Wednesday, July 03, 2013

What I've Learned



In my nearly eight years of writing code for Elsevier, regardless of what kind of project planning has been attempted or with whom I have been working, all projects go the same way.  Nothing decided in advance is correct.  No one knows what they want until they get their hands on it. 

We don’t use any particular project methodology.  What we do can’t be considered waterfall, iterative, or agile.  It’s more of, “fly by the seat of your pants while pulling things out of your ass.”

So, here’s my plan for all further projects while I am employed here.  I will not write a single line of code until we get to simultaneous QA and UAT.  I will only deliver static, HTML pages, basically a mockup of the application with no functionality whatsoever.   When they see it, they can decide what it is they want it to do and how it should look.
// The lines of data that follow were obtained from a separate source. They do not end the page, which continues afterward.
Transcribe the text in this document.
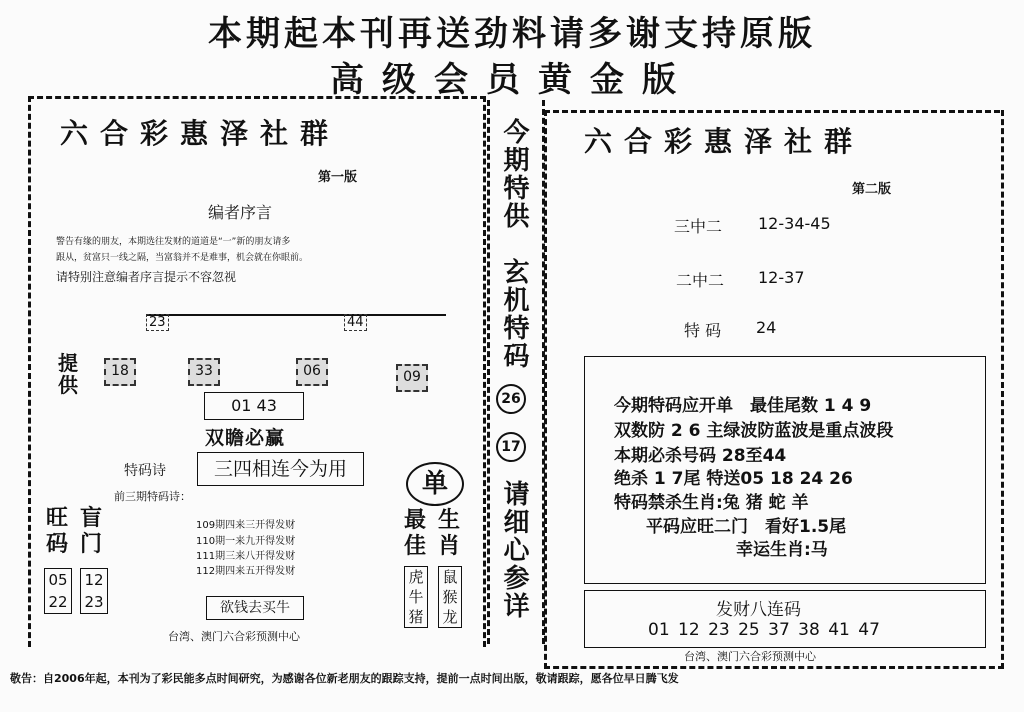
本期起本刊再送劲料请多谢支持原版
高级会员黄金版
六合彩惠泽社群
第一版
编者序言
警告有缘的朋友，本期选往发财的道道是“一”新的朋友请多
跟从，贫富只一线之隔，当富翁并不是难事，机会就在你眼前。
请特别注意编者序言提示不容忽视
23	44
提供
18	33	06	09
01 43
双瞻必赢
特码诗	三四相连今为用
前三期特码诗：
109期四来三开得发财
110期一来九开得发财
111期三来八开得发财
112期四来五开得发财
旺码
盲门
05
22
12
23
单
最佳
生肖
虎牛猪
鼠猴龙
欲钱去买牛
台湾、澳门六合彩预测中心
今期特供
玄机特码
26
17
请细心参详
六合彩惠泽社群
第二版
三中二 12-34-45
二中二 12-37
特 码 24
今期特码应开单　最佳尾数 1 4 9
双数防 2 6 主绿波防蓝波是重点波段
本期必杀号码 28至44
绝杀 1 7尾 特送05 18 24 26
特码禁杀生肖:兔 猪 蛇 羊
平码应旺二门　看好1.5尾
幸运生肖:马
发财八连码
01 12 23 25 37 38 41 47
台湾、澳门六合彩预测中心
敬告：自2006年起，本刊为了彩民能多点时间研究，为感谢各位新老朋友的跟踪支持，提前一点时间出版，敬请跟踪，愿各位早日腾飞发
Sure, I’ll give high development estimates, then while away the time on Reddit.  I’ll start regularly updating my blog again.  I’ll zone out during meetings while the product owners, project managers, and BAs quibble about this or that.  I might even start drinking at work. 

Then, when the testing phase has begun, and the horde of opinions weighs in, my work will begin: reactionary and defensive.  I’ll wait for the bug reports to come in from QA.  I’ll read what the “expected behavior” is in those tickets and build to that.  At least then I’ll know what I have to do to satisfy someone.  Maybe I’ll even pass the “expected behavior” by the BAs and product owners to see if that’s really what they want.  If so, we might have something somewhat like a “requirement.”

Come to think of it, that sounds a lot like some version of an agile methodology.  Perhaps we’ll even buy into that style of delivery framework someday.  Then, we can work like this from the beginning of the project rather than vain attempts to cling to some iterative or, dare I laugh, waterfall strategy.

If there’s a new way, I’ll be the first in line.  But it better work this time.